Wcześniej na listę strzelców wpisał się Marco Reus, dodając oliwy do ognia w trwającym konflikcie władz obu klubów. Borussia ma bowiem pretensje do Bayernu, że mistrz Niemiec zaczął jej podbierać  piłkarzy. Oprócz Lewandowskiego, rok wcześniej tę samą drogę przebył Mario Goetze, a w ostatnim czasie wiele mówiło się o zakupie także Reusa.

O losach meczu zdecydował rzut karny w 85. minucie. Sędzia uznał, że faulowany w polu karnym dortmundczyków był Francuz Franck Ribery, choć telewizyjne powtórki niekoniecznie o tym przekonują. Tak czy inaczej "jedenastkę" wykorzystał Holender Arjen Robben i Borussia, w barwach której cały mecz rozegrał Łukasz Piszczek, poniosła piątą ligową porażkę z rzędu. Lewandowski grał do 88. minuty.

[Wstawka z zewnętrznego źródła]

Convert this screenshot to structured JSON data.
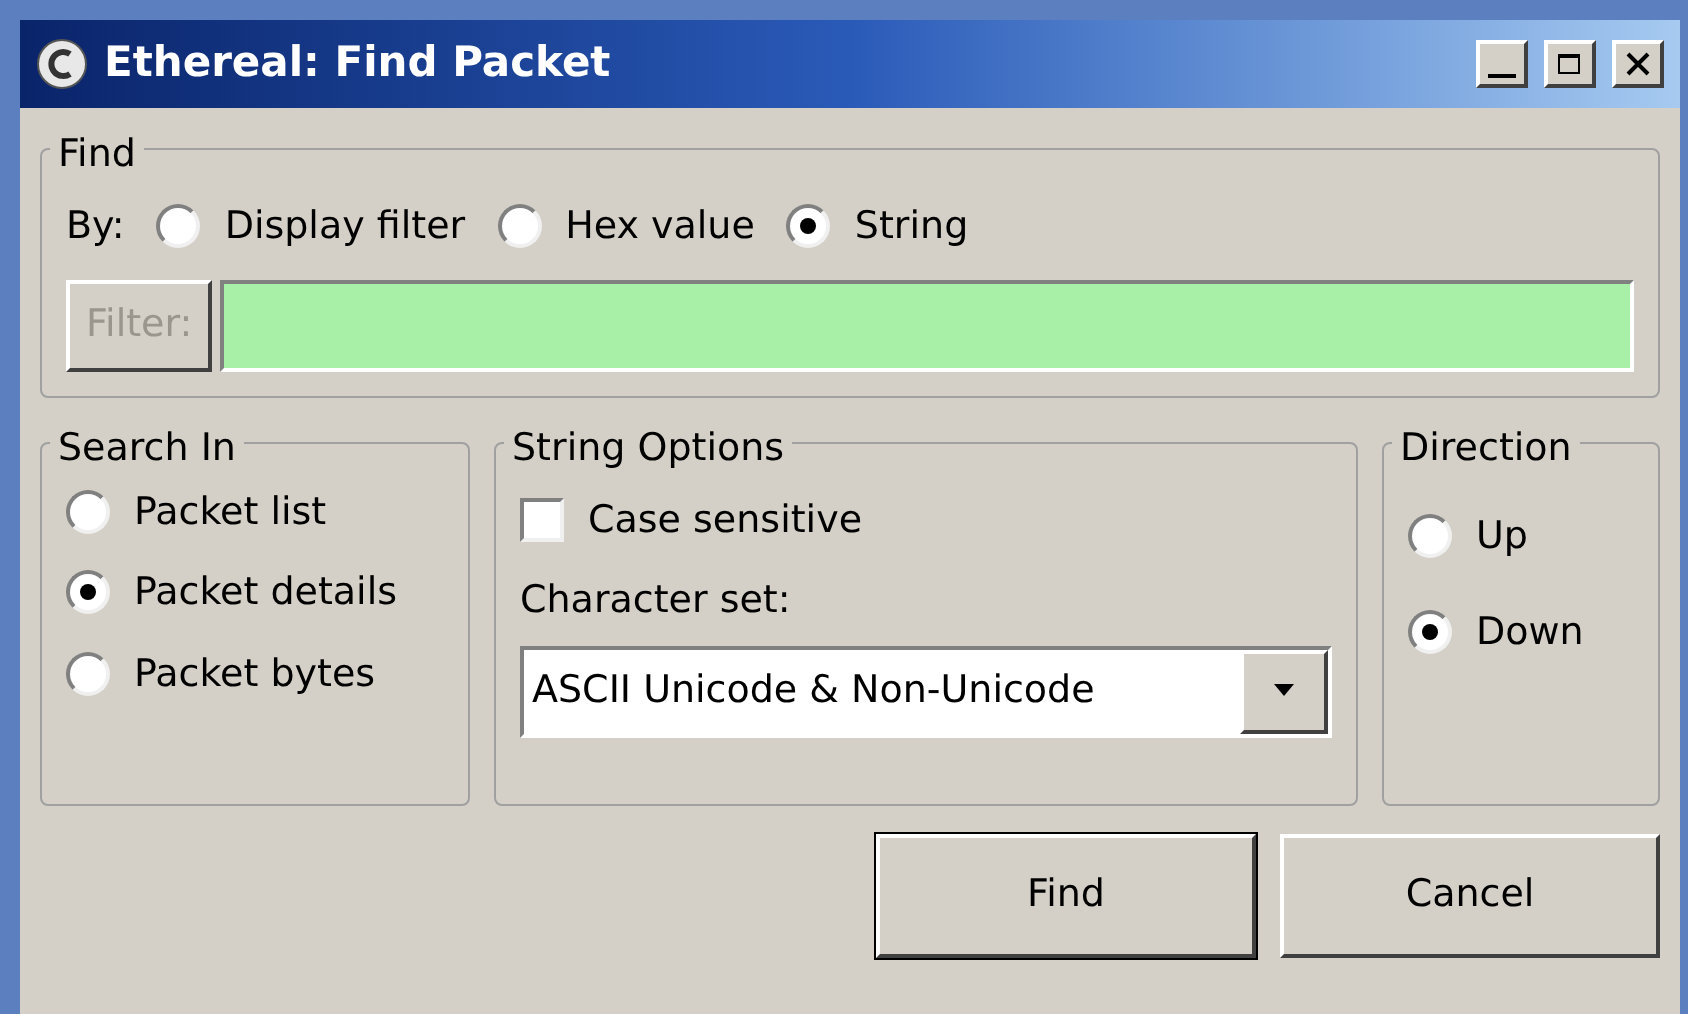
{
  "window": {
    "title": "Ethereal: Find Packet"
  },
  "find": {
    "title": "Find",
    "by_label": "By:",
    "options": [
      {
        "label": "Display filter",
        "selected": false
      },
      {
        "label": "Hex value",
        "selected": false
      },
      {
        "label": "String",
        "selected": true
      }
    ],
    "filter_button": {
      "label": "Filter:",
      "disabled": true
    }
  },
  "search_in": {
    "title": "Search In",
    "options": [
      {
        "label": "Packet list",
        "selected": false
      },
      {
        "label": "Packet details",
        "selected": true
      },
      {
        "label": "Packet bytes",
        "selected": false
      }
    ]
  },
  "string_options": {
    "title": "String Options",
    "case_sensitive": {
      "label": "Case sensitive",
      "checked": false
    },
    "charset_label": "Character set:",
    "charset_value": "ASCII Unicode & Non-Unicode"
  },
  "direction": {
    "title": "Direction",
    "options": [
      {
        "label": "Up",
        "selected": false
      },
      {
        "label": "Down",
        "selected": true
      }
    ]
  },
  "buttons": [
    {
      "label": "Find",
      "default": true
    },
    {
      "label": "Cancel",
      "default": false
    }
  ]
}
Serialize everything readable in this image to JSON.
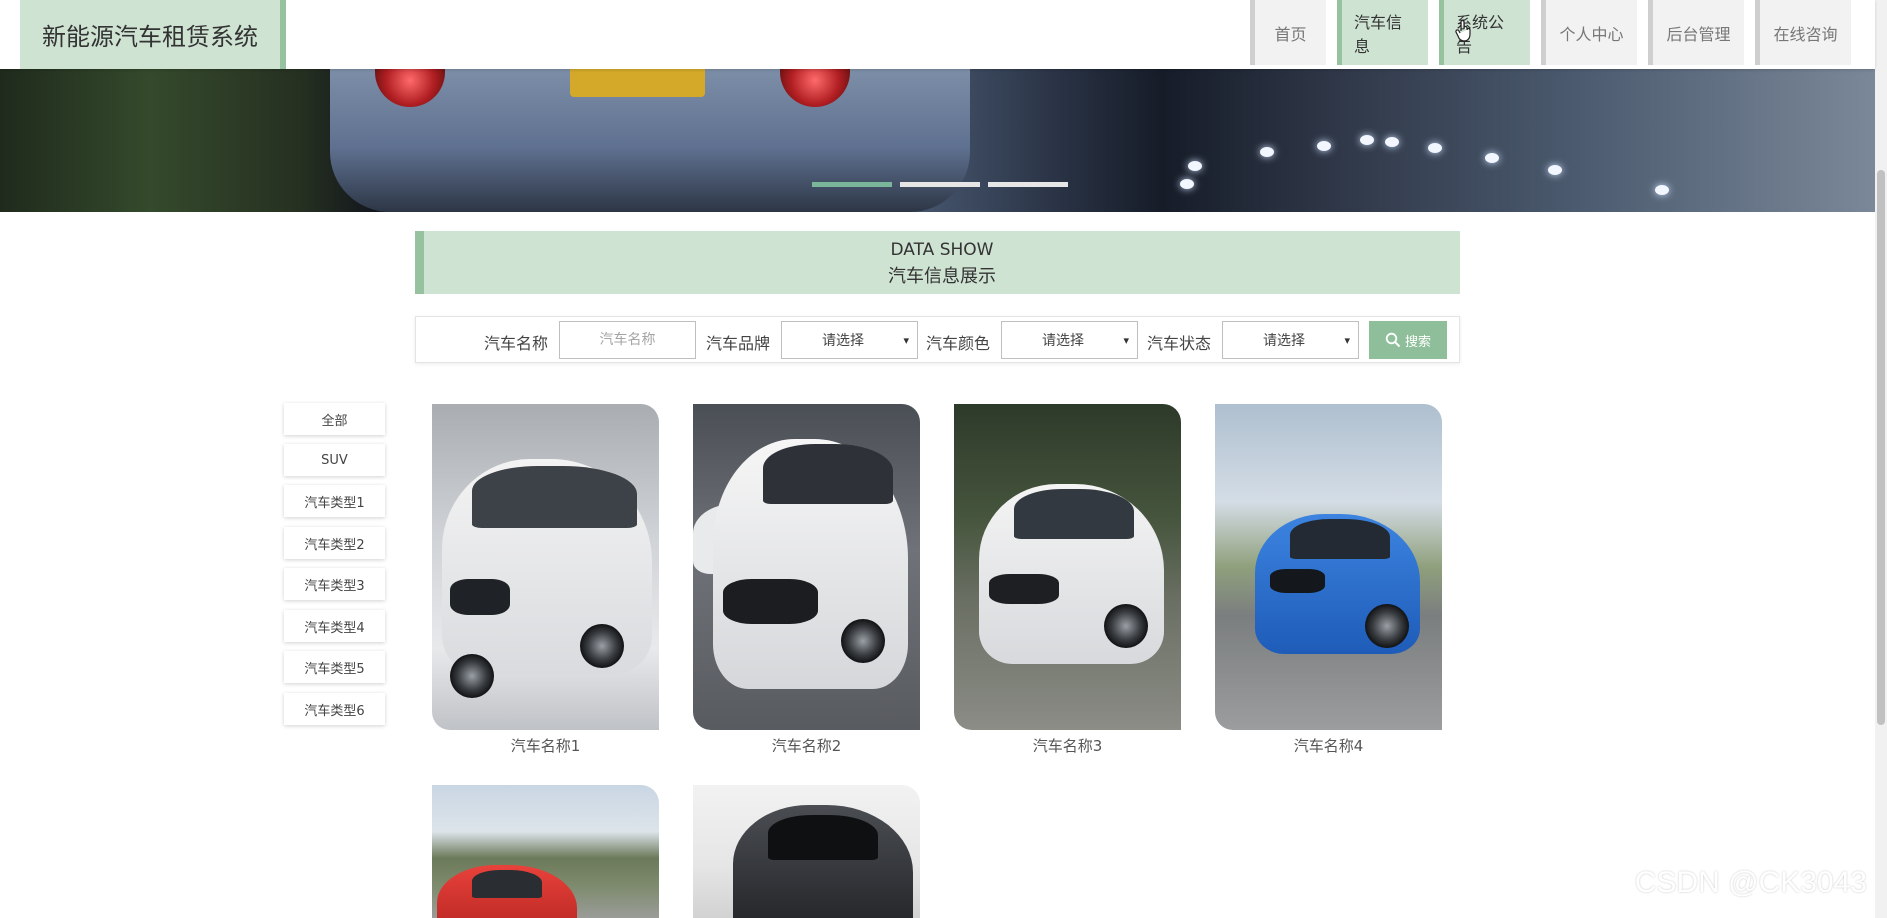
{
  "app": {
    "title": "新能源汽车租赁系统"
  },
  "nav": {
    "items": [
      {
        "label": "首页",
        "active": false
      },
      {
        "label": "汽车信息",
        "active": true
      },
      {
        "label": "系统公告",
        "active": true
      },
      {
        "label": "个人中心",
        "active": false
      },
      {
        "label": "后台管理",
        "active": false
      },
      {
        "label": "在线咨询",
        "active": false
      }
    ]
  },
  "carousel": {
    "dots": 3,
    "active_index": 0
  },
  "section": {
    "title_en": "DATA SHOW",
    "title_cn": "汽车信息展示"
  },
  "search": {
    "name_label": "汽车名称",
    "name_placeholder": "汽车名称",
    "brand_label": "汽车品牌",
    "brand_value": "请选择",
    "color_label": "汽车颜色",
    "color_value": "请选择",
    "status_label": "汽车状态",
    "status_value": "请选择",
    "button_label": "搜索"
  },
  "categories": [
    "全部",
    "SUV",
    "汽车类型1",
    "汽车类型2",
    "汽车类型3",
    "汽车类型4",
    "汽车类型5",
    "汽车类型6"
  ],
  "cars": [
    {
      "name": "汽车名称1",
      "color": "white"
    },
    {
      "name": "汽车名称2",
      "color": "white"
    },
    {
      "name": "汽车名称3",
      "color": "white"
    },
    {
      "name": "汽车名称4",
      "color": "blue"
    },
    {
      "name": "",
      "color": "red"
    },
    {
      "name": "",
      "color": "black"
    }
  ],
  "watermark": "CSDN @CK3043",
  "colors": {
    "accent": "#97c2a0",
    "accent_light": "#cfe3d3",
    "button": "#8fbf9a"
  }
}
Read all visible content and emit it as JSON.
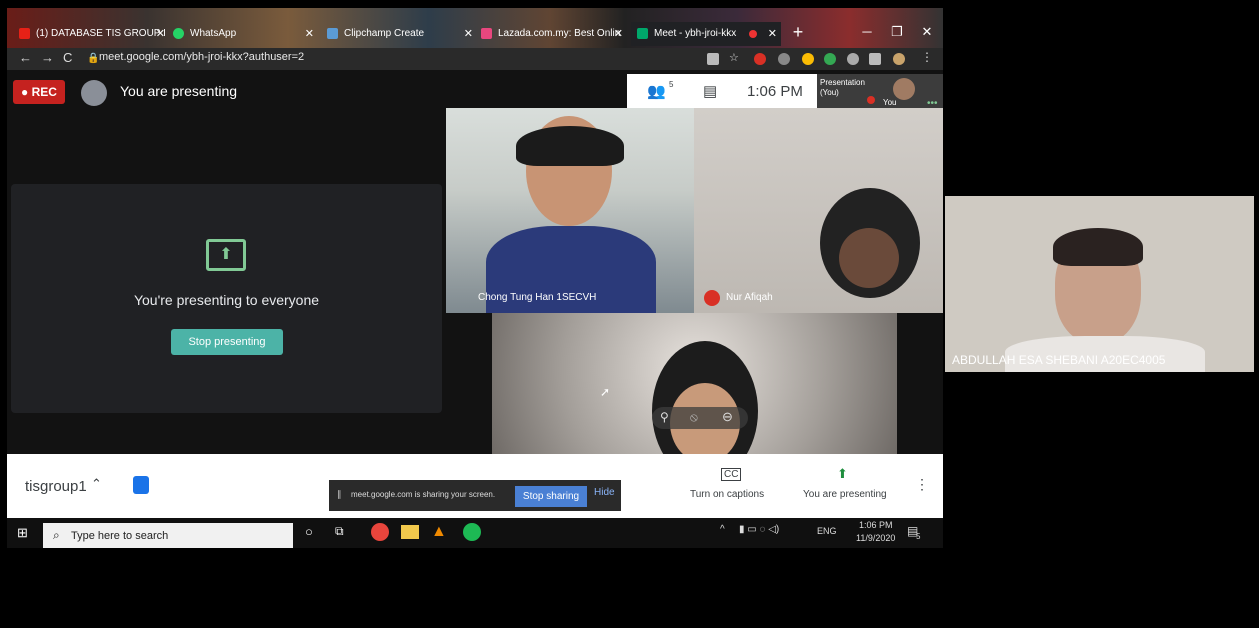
{
  "browser": {
    "tabs": [
      {
        "label": "(1) DATABASE TIS GROUP I",
        "icon": "youtube-icon"
      },
      {
        "label": "WhatsApp",
        "icon": "whatsapp-icon"
      },
      {
        "label": "Clipchamp Create",
        "icon": "clipchamp-icon"
      },
      {
        "label": "Lazada.com.my: Best Onlin",
        "icon": "lazada-icon"
      },
      {
        "label": "Meet - ybh-jroi-kkx",
        "icon": "meet-icon"
      }
    ],
    "url": "meet.google.com/ybh-jroi-kkx?authuser=2"
  },
  "meet": {
    "rec_label": "REC",
    "presenting_status": "You are presenting",
    "participant_count": "5",
    "time": "1:06 PM",
    "self_tile_label": "Presentation (You)",
    "self_name": "You",
    "panel": {
      "title": "You're presenting to everyone",
      "stop_button": "Stop presenting"
    },
    "participants": [
      {
        "name": "Chong Tung Han 1SECVH"
      },
      {
        "name": "Nur Afiqah"
      },
      {
        "name": ""
      }
    ],
    "bottom": {
      "meeting_code": "tisgroup1",
      "captions_label": "Turn on captions",
      "presenting_label": "You are presenting"
    },
    "share_notice": {
      "text": "meet.google.com is sharing your screen.",
      "stop_label": "Stop sharing",
      "hide_label": "Hide"
    }
  },
  "taskbar": {
    "search_placeholder": "Type here to search",
    "lang": "ENG",
    "time": "1:06 PM",
    "date": "11/9/2020",
    "notification_count": "5"
  },
  "external_participant": {
    "name": "ABDULLAH ESA SHEBANI A20EC4005"
  },
  "colors": {
    "rec": "#c5221f",
    "stop_presenting": "#4cb3a7",
    "stop_sharing": "#4a80d4",
    "meet_green": "#81c995"
  }
}
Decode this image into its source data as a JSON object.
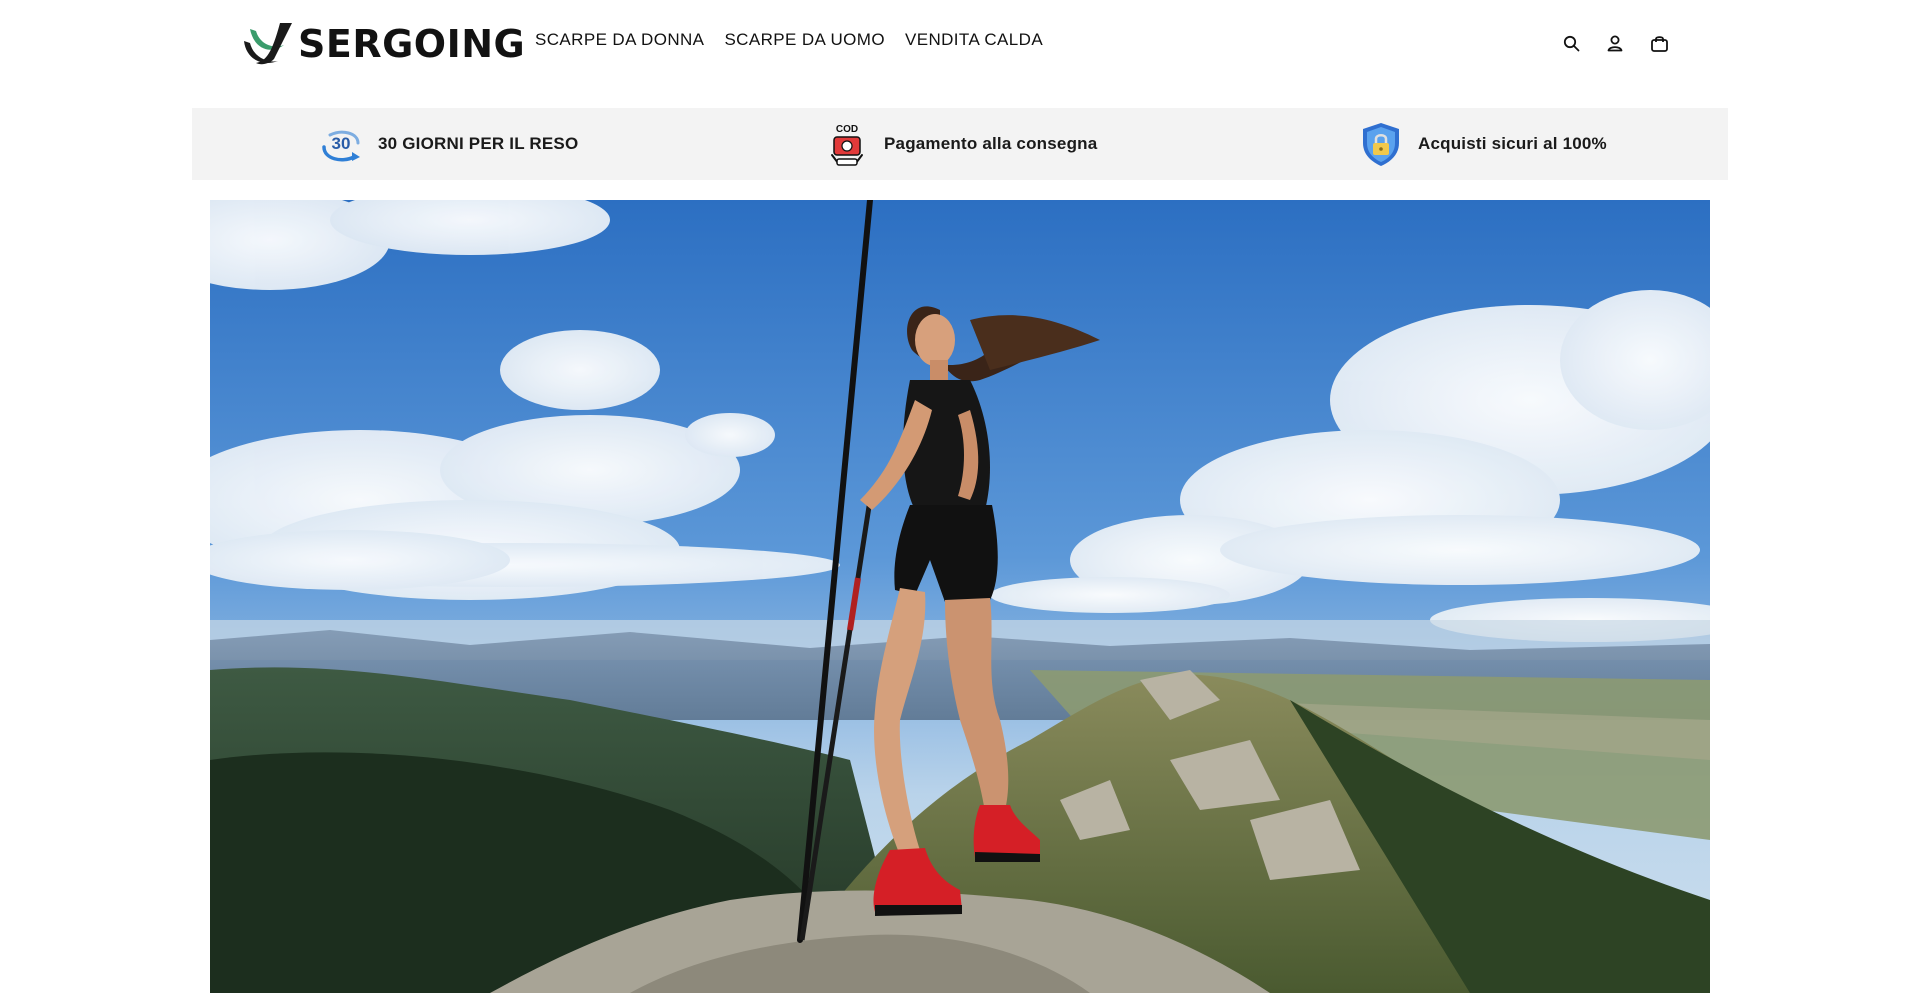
{
  "brand": {
    "name": "SERGOING"
  },
  "nav": {
    "items": [
      {
        "label": "SCARPE DA DONNA"
      },
      {
        "label": "SCARPE DA UOMO"
      },
      {
        "label": "VENDITA CALDA"
      }
    ]
  },
  "header_icons": [
    "search-icon",
    "account-icon",
    "cart-icon"
  ],
  "trust_bar": {
    "items": [
      {
        "icon": "30-day-return-icon",
        "badge": "30",
        "label": "30 GIORNI PER IL RESO"
      },
      {
        "icon": "cash-on-delivery-icon",
        "badge": "COD",
        "label": "Pagamento alla consegna"
      },
      {
        "icon": "secure-shield-icon",
        "label": "Acquisti sicuri al 100%"
      }
    ]
  },
  "hero": {
    "image": "hiker-on-mountain-summit"
  },
  "colors": {
    "brand_green": "#3a9c6c",
    "text": "#121212",
    "trust_bg": "#f3f3f3",
    "sky": "#3c7cc9"
  }
}
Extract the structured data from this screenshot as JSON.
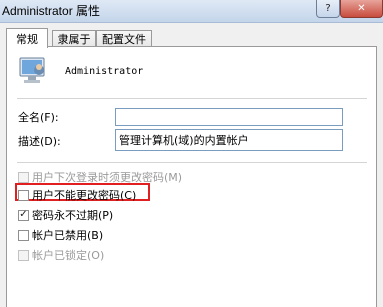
{
  "window": {
    "title": "Administrator 属性",
    "help_glyph": "?",
    "close_glyph": "✕"
  },
  "tabs": [
    {
      "label": "常规",
      "active": true
    },
    {
      "label": "隶属于",
      "active": false
    },
    {
      "label": "配置文件",
      "active": false
    }
  ],
  "user": {
    "name": "Administrator",
    "icon": "user-computer-icon"
  },
  "fields": {
    "fullname_label": "全名(F):",
    "fullname_value": "",
    "description_label": "描述(D):",
    "description_value": "管理计算机(域)的内置帐户"
  },
  "checkboxes": [
    {
      "label": "用户下次登录时须更改密码(M)",
      "checked": false,
      "enabled": false
    },
    {
      "label": "用户不能更改密码(C)",
      "checked": false,
      "enabled": true,
      "highlighted": true
    },
    {
      "label": "密码永不过期(P)",
      "checked": true,
      "enabled": true
    },
    {
      "label": "帐户已禁用(B)",
      "checked": false,
      "enabled": true
    },
    {
      "label": "帐户已锁定(O)",
      "checked": false,
      "enabled": false
    }
  ],
  "colors": {
    "highlight": "#e02020",
    "close_button": "#c74c3d"
  }
}
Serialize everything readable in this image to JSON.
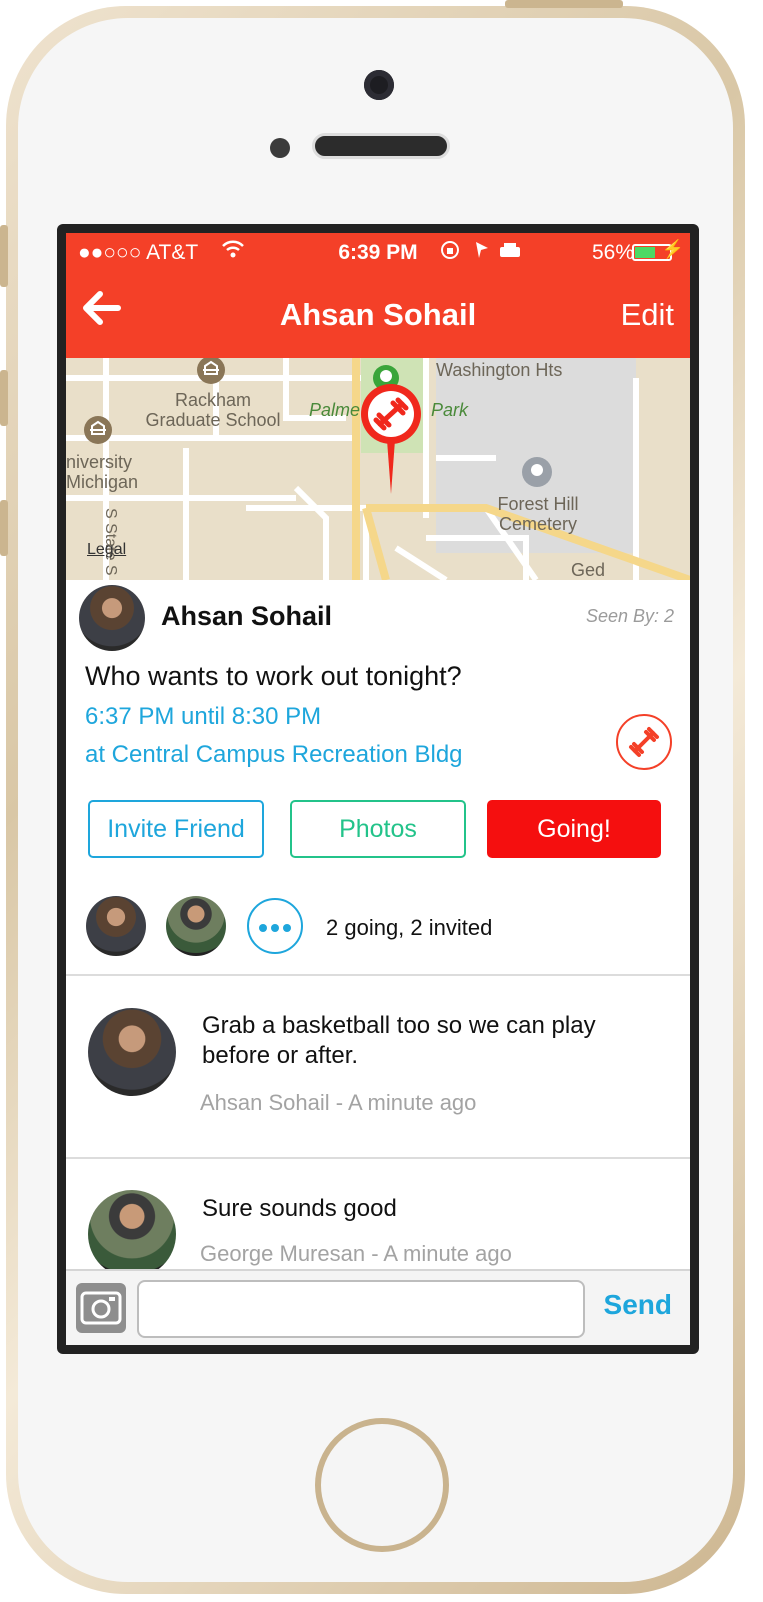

Bayern utrzymał się na prowadzeniu Bundesligi z 24 punktami. O cztery mniej ma drugi VfL Wolfsburg. Tymczasem dortmundczycy, którzy wywalczyli tylko jeden punkt w ostatnich siedmiu kolejkach, spadli na 16. miejsce z dorobkiem siedmiu "oczek".

We wcześniejszym meczu Werder Brema pokonał na wyjeździe 2:1 FSV Mainz, a obie bramki dla gości zdobył Argentyńczyk Franco Di Santo. W barwach bremeńczyków po raz pierwszy w tym sezonie wystąpił Ludovic Obraniak. Polak grał do 55. minuty.

Hannover 96 z rezerwowym Arturem Sobiechem pokonał 1:0 Eintracht Frankfurt. Polak wszedł na boisko w 73. minucie. Natomiast Bayer Leverkusen z Sebastianem Boenischem, również na ławce rezerwowych, uległ 0:1 Hamburgerowi SV.